Ich wünsche dir und deinen Freunden und allen Menschen, die aktuell oder zukünftig durch schwere Krisen gehen, Freundinnen und Freunde, wie du eine bist und wie ich sie hatte.
Herzensgrüße
Imke
Danke euch für eure offenen und bewegenden Berichte und Gedanken! Zum Thema „Wozu das alles nützlich war“ fällt im nächsten Podcast-Gespräch der Begriff des „ohnmächtigen Gottes“. Sehr nachdenkenswert, finde ich. Ich scheitere immer wieder an der (allzu menschlichen und verständlichen) Vorstellung, warum Gott dieses und jenes zulässt. Ich glaube nicht, dass sich dieser Knoten auflösen lässt, aber man kann sich der Frage von unterschiedlichen Seiten nähern.
Dir, liebe Silvia, gute Besserung, gute Erholung und komm bald wieder ganz zu Kräften!
Vielen Dank, ihr zwei Lieben (Imke & Klausa), für eure ergänzenden Gedanken – allesamt wertvoll, berührend und bereichernd.
Wir sind ja alle drei Menschen, denen Sprache viel bedeutet…. und die mit Sprache auch viel auszudrücken vermögen. (Es ist ja nicht zuletzt deine „Wort- & Ausdrucks-Akrobatik“, die deine Fans, lieber Klausa, an deinen Liedern ganz besonders lieben!) Und dennoch ist uns klar, dass es Situationen gibt (wie die beschriebenen – das mit deiner besten Freundin, liebe Imke, tut mir auch unendlich leid!), in denen das Beste, was wir anzubieten haben, unser beharrliches, „Hilf- & Antwort-loses“, aber von LIEBE durchdrungenes Dasein und Dableiben ist. Das nimmt dem geliebten Menschen zwar seine Schmerzen nicht weg….. aber doch ein großes Stück dieser eiskalten Einsamkeit, die schweres Leid immer auch mit sich bringt.

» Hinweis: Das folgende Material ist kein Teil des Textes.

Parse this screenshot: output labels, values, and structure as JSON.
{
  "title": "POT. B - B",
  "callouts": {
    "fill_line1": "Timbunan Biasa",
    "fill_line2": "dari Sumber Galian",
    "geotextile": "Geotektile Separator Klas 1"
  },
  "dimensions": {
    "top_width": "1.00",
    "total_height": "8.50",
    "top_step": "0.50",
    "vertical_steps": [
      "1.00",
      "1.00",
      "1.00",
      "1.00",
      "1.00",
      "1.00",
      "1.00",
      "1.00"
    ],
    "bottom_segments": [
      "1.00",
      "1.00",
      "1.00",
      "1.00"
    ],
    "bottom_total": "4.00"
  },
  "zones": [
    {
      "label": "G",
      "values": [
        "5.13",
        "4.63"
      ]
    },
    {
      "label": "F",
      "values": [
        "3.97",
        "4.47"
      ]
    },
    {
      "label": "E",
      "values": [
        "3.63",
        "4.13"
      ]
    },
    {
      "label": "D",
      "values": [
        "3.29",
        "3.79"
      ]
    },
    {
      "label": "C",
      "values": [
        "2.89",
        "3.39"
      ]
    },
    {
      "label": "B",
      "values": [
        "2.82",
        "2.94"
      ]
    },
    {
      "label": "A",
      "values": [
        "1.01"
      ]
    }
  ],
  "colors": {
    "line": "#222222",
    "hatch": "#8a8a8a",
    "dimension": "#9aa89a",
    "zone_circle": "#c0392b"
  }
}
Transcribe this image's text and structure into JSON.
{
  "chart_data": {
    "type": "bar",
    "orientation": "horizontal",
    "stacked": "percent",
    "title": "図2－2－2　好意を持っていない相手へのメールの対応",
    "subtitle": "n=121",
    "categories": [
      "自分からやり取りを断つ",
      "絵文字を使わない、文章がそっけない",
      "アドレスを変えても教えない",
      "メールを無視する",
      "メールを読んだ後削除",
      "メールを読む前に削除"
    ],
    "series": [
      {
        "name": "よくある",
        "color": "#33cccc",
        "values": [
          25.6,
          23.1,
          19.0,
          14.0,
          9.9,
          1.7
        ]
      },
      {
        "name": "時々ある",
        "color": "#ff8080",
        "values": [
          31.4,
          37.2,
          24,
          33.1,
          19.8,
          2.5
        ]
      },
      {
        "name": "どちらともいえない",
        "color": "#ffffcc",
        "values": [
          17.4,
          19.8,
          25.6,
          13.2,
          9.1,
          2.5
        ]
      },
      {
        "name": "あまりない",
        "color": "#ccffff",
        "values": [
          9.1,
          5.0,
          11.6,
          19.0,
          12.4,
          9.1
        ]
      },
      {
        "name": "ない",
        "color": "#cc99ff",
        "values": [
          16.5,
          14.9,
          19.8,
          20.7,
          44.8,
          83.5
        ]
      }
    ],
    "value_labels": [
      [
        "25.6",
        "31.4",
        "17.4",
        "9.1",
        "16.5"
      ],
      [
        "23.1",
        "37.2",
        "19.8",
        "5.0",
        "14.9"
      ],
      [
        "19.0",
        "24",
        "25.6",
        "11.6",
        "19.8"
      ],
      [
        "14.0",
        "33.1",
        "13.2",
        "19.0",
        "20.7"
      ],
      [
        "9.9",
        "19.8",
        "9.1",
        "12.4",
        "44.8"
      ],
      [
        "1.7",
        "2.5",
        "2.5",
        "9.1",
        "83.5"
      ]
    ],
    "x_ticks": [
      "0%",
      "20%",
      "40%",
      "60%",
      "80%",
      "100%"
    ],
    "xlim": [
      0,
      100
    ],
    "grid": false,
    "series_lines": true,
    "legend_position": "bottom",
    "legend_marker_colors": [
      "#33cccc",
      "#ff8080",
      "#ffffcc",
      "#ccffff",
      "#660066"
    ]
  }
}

Möge Gott uns immer wieder zu dieser BEHARRLISCHEN, AUSHALTENDEN LIEBE befähigen!!
Danke auch für die Genesungswünsche, lieber Klausa – bis auf einen fiesen (und leider auch sehr beharrlichen) Husten und einen komischen metallischen Geschmack im Mund, geht’s mir eigentlich schon wieder ziemlich gut. Aber genau w e g e n diesem blöden Husten warte ich lieber noch mit dem Anhören der Bonus-Talks…. denn jeder Lacher löst zwangsläufig einen Hustenanfall aus…..
Sehr gespannt bin ich auf deinen nächsten Podcast-Gast! In meinem Hirn fing es gleich an zu rattern, von wem diese Aussage wohl stammen könnte….. aber ich werde mich wohl überraschen lassen (müssen)!
Herzliche Grüße aus der Südwestecke – und eine gesegnete Woche euch und euren Lieben!